Experiences of a first time snowboarder in the New Zealand's mystical South Island.

A documentary I watched on impressionist artists explained how a shadow in the snow is never black, but full of vibrant colour – the combination of ambient light reflected from snow and the warm tones of the sun create blues and violets behind a figure. Monet was among these.

Fast forward five months and I found myself advancing toward Coronet Peak, The Remarkables and Cardrona mountains in Queenstown, New Zealand. The snow fallen over the monumental peaks had the ability to transform from a large white sheet rolling over hills against a blue sky, to tiny intricate patterns of movement with a simple gust of wind picking up the individual particles and transporting, them like a whirlwind, through valleys light as a feather. The shadows, patterns and movement created, had the odd ability to completely alter your perception of depth. The crisp air brushed across your face forcing your pupils to dilate in elation as all senses simultaneously heightened.

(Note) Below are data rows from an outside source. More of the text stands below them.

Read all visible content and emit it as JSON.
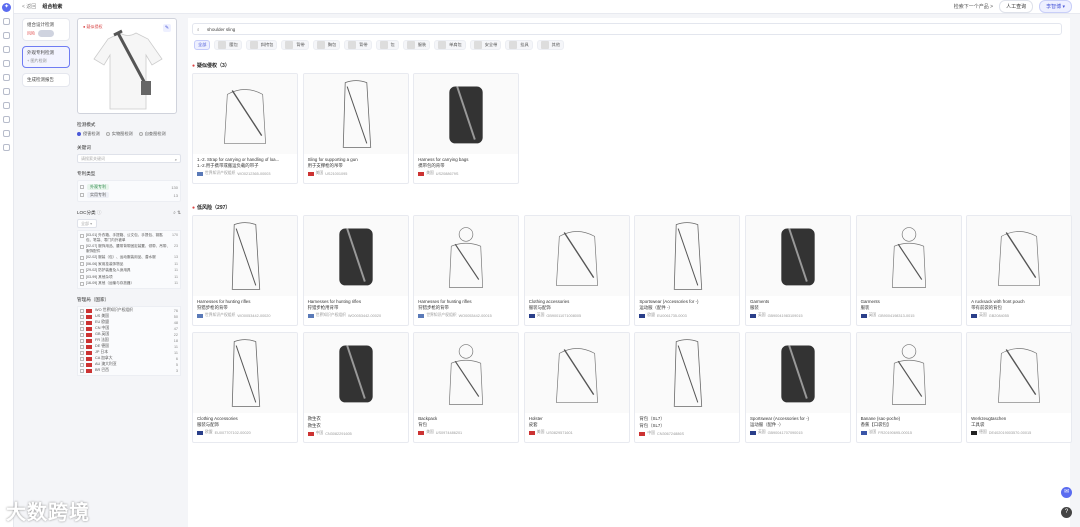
{
  "topbar": {
    "back": "< 返回",
    "title": "组合检索",
    "next": "检索下一个产品 >",
    "service": "人工查询",
    "user": "李智博 ▾"
  },
  "modes": [
    {
      "title": "组合设计检测",
      "status": "风险"
    },
    {
      "title": "外观专利检测",
      "status": "+ 图片检测"
    },
    {
      "title": "生成检测报告",
      "status": ""
    }
  ],
  "upload": {
    "tag": "疑似侵权"
  },
  "detect": {
    "label": "检测模式",
    "opts": [
      "侵害检测",
      "实物图检测",
      "自查图检测"
    ]
  },
  "keyword": {
    "label": "关键词",
    "placeholder": "请搜索关键词"
  },
  "patent_types": {
    "label": "专利类型",
    "items": [
      {
        "name": "外观专利",
        "count": "130"
      },
      {
        "name": "实用专利",
        "count": "13"
      }
    ]
  },
  "loc": {
    "label": "LOC分类",
    "all": "全部",
    "items": [
      {
        "t": "[03-01] 外衣箱、手提箱、公文包、手提包、钥匙包、笔袋、零门内外被单",
        "n": "170"
      },
      {
        "t": "[02-07] 服饰用品、腰带背带固定装置、领带、吊带、服饰配件",
        "n": "23"
      },
      {
        "t": "[02-02] 服装（包）、运动服装用品、潜水服",
        "n": "13"
      },
      {
        "t": "[06-06] 家用挂装饰物品",
        "n": "11"
      },
      {
        "t": "[29-02] 防护装备及人身用具",
        "n": "11"
      },
      {
        "t": "[03-99] 其他杂项",
        "n": "11"
      },
      {
        "t": "[16-09] 其他（运输与存放器）",
        "n": "11"
      }
    ]
  },
  "country": {
    "label": "管理局（国家）",
    "items": [
      {
        "name": "WO 世界知识产权组织",
        "n": "76"
      },
      {
        "name": "US 美国",
        "n": "50"
      },
      {
        "name": "EU 欧盟",
        "n": "48"
      },
      {
        "name": "CN 中国",
        "n": "47"
      },
      {
        "name": "GB 英国",
        "n": "22"
      },
      {
        "name": "FR 法国",
        "n": "18"
      },
      {
        "name": "DE 德国",
        "n": "11"
      },
      {
        "name": "JP 日本",
        "n": "11"
      },
      {
        "name": "CA 加拿大",
        "n": "6"
      },
      {
        "name": "AU 澳大利亚",
        "n": "5"
      },
      {
        "name": "BR 巴西",
        "n": "3"
      }
    ]
  },
  "search": {
    "value": "shoulder sling"
  },
  "chips": [
    "全部",
    "腰包",
    "斜挎包",
    "背带",
    "胸包",
    "背带",
    "包",
    "服装",
    "单肩包",
    "安全带",
    "挂具",
    "其他"
  ],
  "high_header": "疑似侵权（3）",
  "low_header": "低风险（297）",
  "high_cards": [
    {
      "t1": "1.-2. Strap for carrying or handling of loa...",
      "t2": "1.-2.用于携带或搬运负载的带子",
      "office": "世界知识产权组织",
      "num": "WO0212365-00003",
      "flag": "#5a7ab8"
    },
    {
      "t1": "Sling for supporting a gun",
      "t2": "用于支撑枪的吊带",
      "office": "美国",
      "num": "US21001095",
      "flag": "#c33"
    },
    {
      "t1": "Harness for carrying bags",
      "t2": "携带包的背带",
      "office": "美国",
      "num": "US2088679S",
      "flag": "#c33"
    }
  ],
  "low_cards": [
    {
      "t1": "Harnesses for hunting rifles",
      "t2": "狩猎步枪的背带",
      "office": "世界知识产权组织",
      "num": "WO0053442-00020",
      "flag": "#5a7ab8"
    },
    {
      "t1": "Harnesses for hunting rifles",
      "t2": "狩猎步枪用背带",
      "office": "世界知识产权组织",
      "num": "WO0053442-00020",
      "flag": "#5a7ab8"
    },
    {
      "t1": "Harnesses for hunting rifles",
      "t2": "狩猎步枪的背带",
      "office": "世界知识产权组织",
      "num": "WO0053442-00015",
      "flag": "#5a7ab8"
    },
    {
      "t1": "Clothing accessories",
      "t2": "服装与配饰",
      "office": "英国",
      "num": "GB90011071008005",
      "flag": "#2a3f8a"
    },
    {
      "t1": "Sportswear (Accessories for -)",
      "t2": "运动服（配件 -）",
      "office": "欧盟",
      "num": "EU0061735-0003",
      "flag": "#2a3f8a"
    },
    {
      "t1": "Garments",
      "t2": "服装",
      "office": "英国",
      "num": "GB90041983109015",
      "flag": "#2a3f8a"
    },
    {
      "t1": "Garments",
      "t2": "服装",
      "office": "英国",
      "num": "GB9004198313-0015",
      "flag": "#2a3f8a"
    },
    {
      "t1": "A rucksack with front pouch",
      "t2": "带有前袋的背包",
      "office": "英国",
      "num": "GB2084055",
      "flag": "#2a3f8a"
    },
    {
      "t1": "Clothing Accessories",
      "t2": "服装与配饰",
      "office": "欧盟",
      "num": "EU007707102-00020",
      "flag": "#2a3f8a"
    },
    {
      "t1": "救生衣",
      "t2": "救生衣",
      "office": "中国",
      "num": "CN3082291605",
      "flag": "#c33"
    },
    {
      "t1": "Backpack",
      "t2": "背包",
      "office": "美国",
      "num": "US0974486201",
      "flag": "#c33"
    },
    {
      "t1": "Holster",
      "t2": "皮套",
      "office": "美国",
      "num": "US0829571601",
      "flag": "#c33"
    },
    {
      "t1": "背包（SL7）",
      "t2": "背包（SL7）",
      "office": "中国",
      "num": "CN306724886S",
      "flag": "#c33"
    },
    {
      "t1": "Sportswear (Accessories for -)",
      "t2": "运动服（配件 -）",
      "office": "英国",
      "num": "GB90041707090015",
      "flag": "#2a3f8a"
    },
    {
      "t1": "Banane (sac-poche)",
      "t2": "香蕉【口袋包】",
      "office": "法国",
      "num": "FR20190695-00015",
      "flag": "#3a55a8"
    },
    {
      "t1": "Werkzeugtaschen",
      "t2": "工具袋",
      "office": "德国",
      "num": "DE402019003570-00015",
      "flag": "#222"
    }
  ],
  "watermark": "大数跨境"
}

Snowboarding for the first time was exhilarating. Strapping into the bindings, the odd sensation of minimal resistance over the morning ice on the beginner’s hill, adjusting your centre of gravity and feeling your way down unexplored territory over the mountains, with the smallest bump in the snow or a person disrupting the flow causing a crash or collision. As the days progressed, so to did our skills. Wearing our bruises proudly, like battle scars, we took on bigger and bolder runs with increased pace and less thought of technique. For the first time, you were able to absorb the scenic views of New Zealand’s majestic South Island and absorb the whole atmosphere. The ability to take different tracks and links to different lifts and see different angles created a sense of adventure and discovery that was addictive. To encounter the snows continually evolving properties from morning ice to afternoon slush or afternoon blizzard to thick fresh powder added to the infatuation.

Whilst the sun passed overhead as the days progressed, like the impressionists, we witnessed the vibrant shadows of the mountain change angle beneath our boards and ski’s recharging the ambience of all perceiving its’ splendour.